1969’da Günaydın gazetesinde Başbakan Demirel’in eşiyle ilgili bir haber, iktidarla gazetenin arasında 12 Mart 1971 darbesine kadar süren bir kriz yarattı.
15 Kasım 1969’da Günaydın’ın Ankara baskısında çıkan Başbakan Demirel’in eşiyle ilgili bir haber, iktidarla gazete arasında kriz yarattı. Sözkonusu habere göre, Nazmiye Demirel’in kunduracısı Osman Nuri Tepe’nin öldüğü trafik kazası aslında bir cinayetti. Ölenin kardeşi, olayı ağabeyinin Nazmiye Demirel’le tanışıklığına bağlıyordu; ama bu bağın ne olduğu imalar ve dolambaçlı ifadelerle dolu haberden tam anlaşılmıyordu. Ertesi gün haberi yazan Necdet Onur ve yazı işleri müdürü Rahmi Turan gözaltına alındı, gazete binası kurşunlandı, gazetenin patronu Haldun Simavi’nin evindeki mürebbiye Brenda, İngiliz casusu olduğu gerekçesiyle sınırdışı edildi.

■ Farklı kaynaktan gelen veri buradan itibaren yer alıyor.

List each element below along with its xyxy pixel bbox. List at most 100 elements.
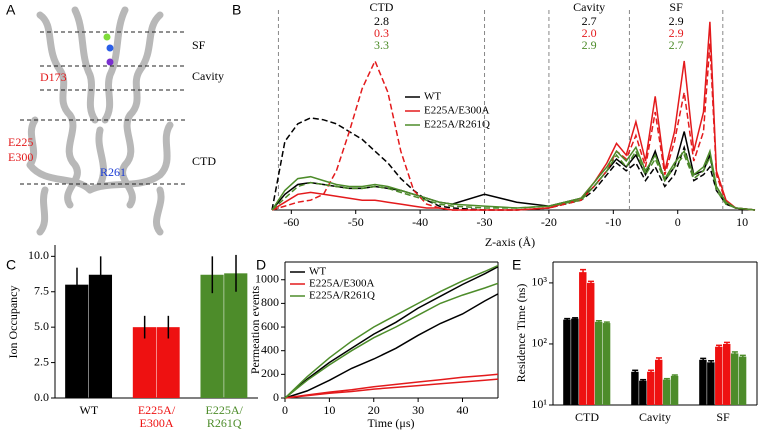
region-occupancy: 2.9 xyxy=(582,38,597,52)
ion xyxy=(103,33,111,41)
y-tick-label: 10.0 xyxy=(28,248,49,262)
panel-label: D xyxy=(256,257,266,273)
region-occupancy: 2.8 xyxy=(374,14,389,28)
legend-label: E225A/E300A xyxy=(424,105,489,117)
region-occupancy: 2.0 xyxy=(582,26,597,40)
legend-label: WT xyxy=(309,266,326,278)
bar xyxy=(647,371,655,405)
y-tick-label: 200 xyxy=(261,366,279,380)
y-tick-label: 7.5 xyxy=(34,284,49,298)
y-tick-label: 10¹ xyxy=(531,397,547,411)
y-tick-label: 800 xyxy=(261,295,279,309)
y-tick-label: 600 xyxy=(261,319,279,333)
series-line xyxy=(284,378,499,399)
y-tick-label: 10² xyxy=(531,336,547,350)
bar xyxy=(571,318,579,405)
y-tick-label: 1000 xyxy=(255,271,279,285)
region-occupancy: 0.3 xyxy=(374,26,389,40)
region-label: SF xyxy=(669,0,683,14)
region-label: CTD xyxy=(192,154,216,168)
bar xyxy=(707,362,715,405)
series-line xyxy=(271,43,756,211)
x-tick-label: R261Q xyxy=(207,416,242,430)
y-tick-label: 0 xyxy=(273,390,279,404)
region-label: Cavity xyxy=(573,0,605,14)
bar xyxy=(579,272,587,405)
x-tick-label: -60 xyxy=(283,215,299,229)
bar xyxy=(132,327,156,398)
region-label: SF xyxy=(192,38,206,52)
bar xyxy=(156,327,180,398)
legend-label: WT xyxy=(424,91,441,103)
bar xyxy=(662,379,671,405)
bar xyxy=(715,346,723,405)
series-line xyxy=(271,117,756,211)
y-axis-label: Residence Time (ns) xyxy=(514,284,528,383)
region-label: CTD xyxy=(369,0,393,14)
region-occupancy: 2.9 xyxy=(669,14,684,28)
y-axis-label: Permeation events xyxy=(248,286,262,375)
y-tick-label: 5.0 xyxy=(34,319,49,333)
bar xyxy=(730,353,739,405)
series-line xyxy=(284,264,499,399)
x-axis-label: Time (μs) xyxy=(368,416,415,430)
y-tick-label: 400 xyxy=(261,342,279,356)
panel-label: C xyxy=(6,257,16,273)
x-tick-label: WT xyxy=(80,403,99,417)
x-tick-label: SF xyxy=(716,410,730,424)
bar xyxy=(200,274,224,398)
region-occupancy: 3.3 xyxy=(374,38,389,52)
x-tick-label: -50 xyxy=(348,215,364,229)
y-tick-label: 0.0 xyxy=(34,390,49,404)
legend-label: E225A/R261Q xyxy=(309,290,375,302)
bar xyxy=(723,343,731,405)
region-label: Cavity xyxy=(192,69,224,83)
y-tick-label: 2.5 xyxy=(34,354,49,368)
legend-label: E225A/R261Q xyxy=(424,119,490,131)
panel-label: B xyxy=(232,2,241,18)
x-tick-label: 20 xyxy=(368,403,380,417)
ion xyxy=(106,44,114,52)
bar xyxy=(699,359,707,405)
series-line xyxy=(271,149,756,211)
x-tick-label: E225A/ xyxy=(205,403,243,417)
panel-label: A xyxy=(6,2,16,18)
residue-label: E300 xyxy=(8,150,33,164)
x-tick-label: -10 xyxy=(605,215,621,229)
protein-structure xyxy=(26,6,174,236)
panel-a: A SF Cavity CTD D173 E225 E300 R261 xyxy=(6,2,224,236)
region-occupancy: 2.7 xyxy=(582,14,597,28)
bar xyxy=(639,380,647,405)
x-tick-label: 0 xyxy=(675,215,681,229)
x-tick-label: 10 xyxy=(323,403,335,417)
residue-label: E225 xyxy=(8,135,33,149)
region-occupancy: 2.7 xyxy=(669,38,684,52)
residue-label: D173 xyxy=(40,70,67,84)
bar xyxy=(587,282,595,405)
bar xyxy=(563,319,571,405)
region-occupancy: 2.9 xyxy=(669,26,684,40)
x-tick-label: 30 xyxy=(412,403,424,417)
series-line xyxy=(284,266,499,399)
x-tick-label: -30 xyxy=(477,215,493,229)
series-line xyxy=(284,282,499,399)
x-tick-label: 0 xyxy=(282,403,288,417)
x-tick-label: -40 xyxy=(412,215,428,229)
bar xyxy=(65,284,89,398)
series-line xyxy=(284,293,499,399)
series-line xyxy=(271,145,756,211)
bar xyxy=(594,321,603,405)
bar xyxy=(738,356,747,405)
y-tick-label: 10³ xyxy=(531,275,547,289)
x-tick-label: CTD xyxy=(575,410,599,424)
x-tick-label: E225A/ xyxy=(138,403,176,417)
ion xyxy=(106,58,114,66)
series-line xyxy=(284,373,499,399)
bar xyxy=(88,274,113,398)
y-axis-label: Ion Occupancy xyxy=(6,286,20,359)
bar xyxy=(655,359,663,405)
x-tick-label: 40 xyxy=(457,403,469,417)
x-tick-label: 10 xyxy=(736,215,748,229)
x-tick-label: -20 xyxy=(541,215,557,229)
bar xyxy=(670,375,679,405)
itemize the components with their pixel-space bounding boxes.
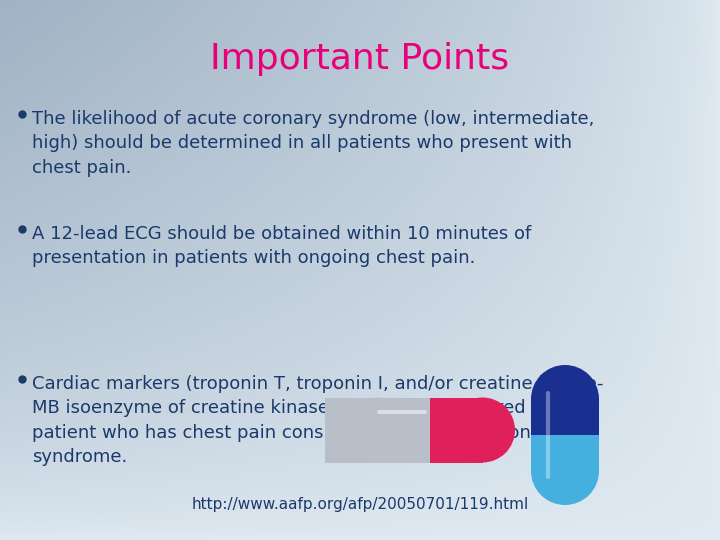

23 Kasım’da Günaydın “Bu Baskı Niye ve Kime?” başlığıyla çıktı. O günden sonra aylarca birinci sayfasını Demirel’e ayırdı. Necati Zincirkıran anılarında söz konusu haber için “Böyle bir haberi koymak elbette bir gaftı…” diyecekti ama gazete, olay olduğu sırada haberden geri adım atmadı, günlerce devam ettirmeye çalıştı. 8 Şubat 1970’te oklarını Demirel ailesinin yolsuzluklarına çevirdi. Manşetler çok etkileyiciydi. Necati Zincirkıran devamını şöyle anlatıyor: “Bu talihsiz olay sonrasında Demirel aleyhinde başlattığımız büyük kampanya (…) sonucu iktidar sarsıntı geçirdi. 12 Mart Muhtırası ile Demirel alaşağı edildi. Aslında bu isteyerek yaptığımız bir şey değildi…”
Gazeteci Ahmet Kahraman ise kavganın sözkonusu haberden önce başladığını, asıl sebebinin Haldun Simavi’nin yurtdışından getirttiği ve gümrükte el konulan klozetini kurtarmak için yardım istediği Demirel’in ters cevap vermesi olduğunu yazmış ve kavgayı “helâ taşı kavgası” olarak adlandırmıştı.
1971 darbesinin ardından
12 Mart 1971 darbesinin ardından çok sayıda gazeteci de tutuklandı ve bazı gazete ve dergilere kapatma cezası verildi. Tutuklanan gazetecilerin çoğu 1974’te af çıkana kadar cezaevinde kaldı. Eylül ayında anayasadaki gazete ve dergilerin ancak yargıç kararıyla toplatılmasını öngören madde değiştirildi ve savcılara da toplatma yetkisi verildi. Yeni yasa maddesi, tek parti ve DP dönemlerinin basın yasalarındaki yoruma açık maddeleri hatırlatan ifadelerle doluydu. Politik kutuplaşmanın arttığı ve toplumun iki kampa bölündüğü 1970’li yıllar, enteresan bir şekilde büyük basının politikadan uzaklaştığı, gazeteci Orhan Koloğlu’nun “apolitik olmayı meziyet gibi sunuyorlardı” diye tanımladığı bir dönem oldu. Ancak 1970’li yılların ikinci yarısındaki politik şiddet gazetecileri de vurdu. Gazeteciler Cemiyeti’nin verdiği rakamlara göre sadece 1978- 1980 yılları arasında sekiz gazeteci öldürüldü.
Bunlardan biri de 1 Şubat 1979’da evine dönerken arabasının içinde kurşunlanarak öldürülen Milliyet gazetesi genel yayın yönetmeni Abdi İpekçi’ydi. Türk basınına “çifte kontrol” ve çağdaş haber yazma teknikleri başta olmak üzere birçok yenilik getiren, kitle gazeteciliğine seviye kazandıran, kendi ekolünü yaratan ve kendisinden önce birkaç kez yayına başlayıp başarısız olan Milliyet’i Türkiye’nin en büyük gazetelerinden biri yapan İpekçi, öldürüldüğünde 50 yaşındaydı.